Bugünlerde birçok ekonomist küresel ekonominin büyümesindeki gidişat konusunda karamsar. Dünya Bankası orta vadeli büyüme tahminlerini yine düşürürken, dünya çapında birçok ekonomist daha yavaş büyüme hızının karşı karşıya olduğumuz ‘yeni normal’ olduğunu konusunda uyarıyor. Aynı fikirde olunmayan – ya da öyle görünen – konu ise bu zayıflığın nedeni.

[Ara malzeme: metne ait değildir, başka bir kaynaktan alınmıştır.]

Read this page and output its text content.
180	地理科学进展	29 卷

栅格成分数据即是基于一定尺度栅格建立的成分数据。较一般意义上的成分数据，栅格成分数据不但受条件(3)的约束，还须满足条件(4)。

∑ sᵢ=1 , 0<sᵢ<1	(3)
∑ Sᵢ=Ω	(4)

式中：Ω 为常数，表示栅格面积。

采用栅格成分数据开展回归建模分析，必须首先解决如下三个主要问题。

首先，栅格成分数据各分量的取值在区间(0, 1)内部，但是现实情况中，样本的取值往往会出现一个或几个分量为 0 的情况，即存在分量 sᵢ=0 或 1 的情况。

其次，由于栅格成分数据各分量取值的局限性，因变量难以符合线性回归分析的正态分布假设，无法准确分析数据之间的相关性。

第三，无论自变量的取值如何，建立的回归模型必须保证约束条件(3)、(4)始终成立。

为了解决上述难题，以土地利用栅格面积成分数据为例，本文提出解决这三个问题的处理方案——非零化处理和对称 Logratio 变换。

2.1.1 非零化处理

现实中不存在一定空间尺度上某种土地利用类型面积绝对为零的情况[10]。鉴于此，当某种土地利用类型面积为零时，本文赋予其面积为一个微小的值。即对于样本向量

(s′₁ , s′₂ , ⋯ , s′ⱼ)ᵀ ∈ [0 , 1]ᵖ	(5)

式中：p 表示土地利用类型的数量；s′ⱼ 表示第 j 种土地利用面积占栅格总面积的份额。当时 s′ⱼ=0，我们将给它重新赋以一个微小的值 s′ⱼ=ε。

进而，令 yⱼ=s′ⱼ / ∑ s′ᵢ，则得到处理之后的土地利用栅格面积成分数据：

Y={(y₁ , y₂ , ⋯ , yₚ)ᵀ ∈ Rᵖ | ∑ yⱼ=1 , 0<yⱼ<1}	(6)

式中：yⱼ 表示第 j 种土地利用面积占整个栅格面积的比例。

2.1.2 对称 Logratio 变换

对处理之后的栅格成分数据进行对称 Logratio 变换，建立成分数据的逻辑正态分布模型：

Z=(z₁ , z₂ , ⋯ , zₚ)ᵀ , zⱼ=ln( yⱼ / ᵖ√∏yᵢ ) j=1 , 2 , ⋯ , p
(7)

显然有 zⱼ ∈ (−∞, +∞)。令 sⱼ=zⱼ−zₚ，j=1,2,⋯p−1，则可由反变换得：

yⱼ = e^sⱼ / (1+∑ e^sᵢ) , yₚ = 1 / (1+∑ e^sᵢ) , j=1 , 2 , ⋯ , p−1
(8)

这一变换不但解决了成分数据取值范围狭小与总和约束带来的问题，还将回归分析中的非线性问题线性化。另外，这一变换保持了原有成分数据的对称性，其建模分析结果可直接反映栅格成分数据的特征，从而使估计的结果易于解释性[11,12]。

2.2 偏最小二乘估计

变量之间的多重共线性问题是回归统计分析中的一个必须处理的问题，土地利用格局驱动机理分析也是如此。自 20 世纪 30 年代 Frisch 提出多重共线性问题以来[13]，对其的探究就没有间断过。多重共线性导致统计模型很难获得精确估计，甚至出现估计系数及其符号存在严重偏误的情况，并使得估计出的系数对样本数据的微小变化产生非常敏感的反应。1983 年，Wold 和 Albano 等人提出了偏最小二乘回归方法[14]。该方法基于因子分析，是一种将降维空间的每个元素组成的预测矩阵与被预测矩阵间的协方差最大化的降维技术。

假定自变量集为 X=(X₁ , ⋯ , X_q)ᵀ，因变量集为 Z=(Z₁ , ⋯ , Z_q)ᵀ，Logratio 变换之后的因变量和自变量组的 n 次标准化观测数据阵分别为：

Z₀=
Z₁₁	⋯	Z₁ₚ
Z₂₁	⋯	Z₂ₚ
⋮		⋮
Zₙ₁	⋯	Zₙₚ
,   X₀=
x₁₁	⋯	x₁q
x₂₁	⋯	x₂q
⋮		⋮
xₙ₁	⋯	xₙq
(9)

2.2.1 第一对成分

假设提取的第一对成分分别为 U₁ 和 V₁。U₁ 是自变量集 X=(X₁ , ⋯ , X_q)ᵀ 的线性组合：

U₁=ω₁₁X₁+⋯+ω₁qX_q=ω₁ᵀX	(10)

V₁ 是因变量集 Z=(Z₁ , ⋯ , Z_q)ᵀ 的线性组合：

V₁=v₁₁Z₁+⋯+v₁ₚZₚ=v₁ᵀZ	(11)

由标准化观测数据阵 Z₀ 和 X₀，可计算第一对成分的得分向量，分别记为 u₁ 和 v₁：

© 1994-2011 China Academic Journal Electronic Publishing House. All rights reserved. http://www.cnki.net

Neredeyse üç yıl önce eski ABD Hazine Bakanı Larry Summers Alvin Hansen’in “uzun süreli durgunluk” hipotezini arz yanlı kısıtları vurgulayarak yeniden diriltti. Onun aksine Robert Gordon’un merak uyandıran bilgi dolu kitabı“ ABD Büyümesinin Yükselişi ve Düşüşü”nde odak nokta uzun vadeli arz yanlı etkenler – özellikle de inovasyonun doğası. Thomas Piketty ise çok satan büyük kitabı 21. Yüzyılda Sermaye’de yükselen eşitsizliğin düşük GSYH büyümesinden kaynaklandığını açıklıyor. Joseph E Stiglitz’in kitabı “ABD Ekonomisinin Kurallarını Yeniden Yazmak: Bir Büyüme ve Paylaşılan Refah Planı” ise yavaşlayan büyüme ve artan eşitsizlik için yanlış yapılan politik tercihleri suçluyor.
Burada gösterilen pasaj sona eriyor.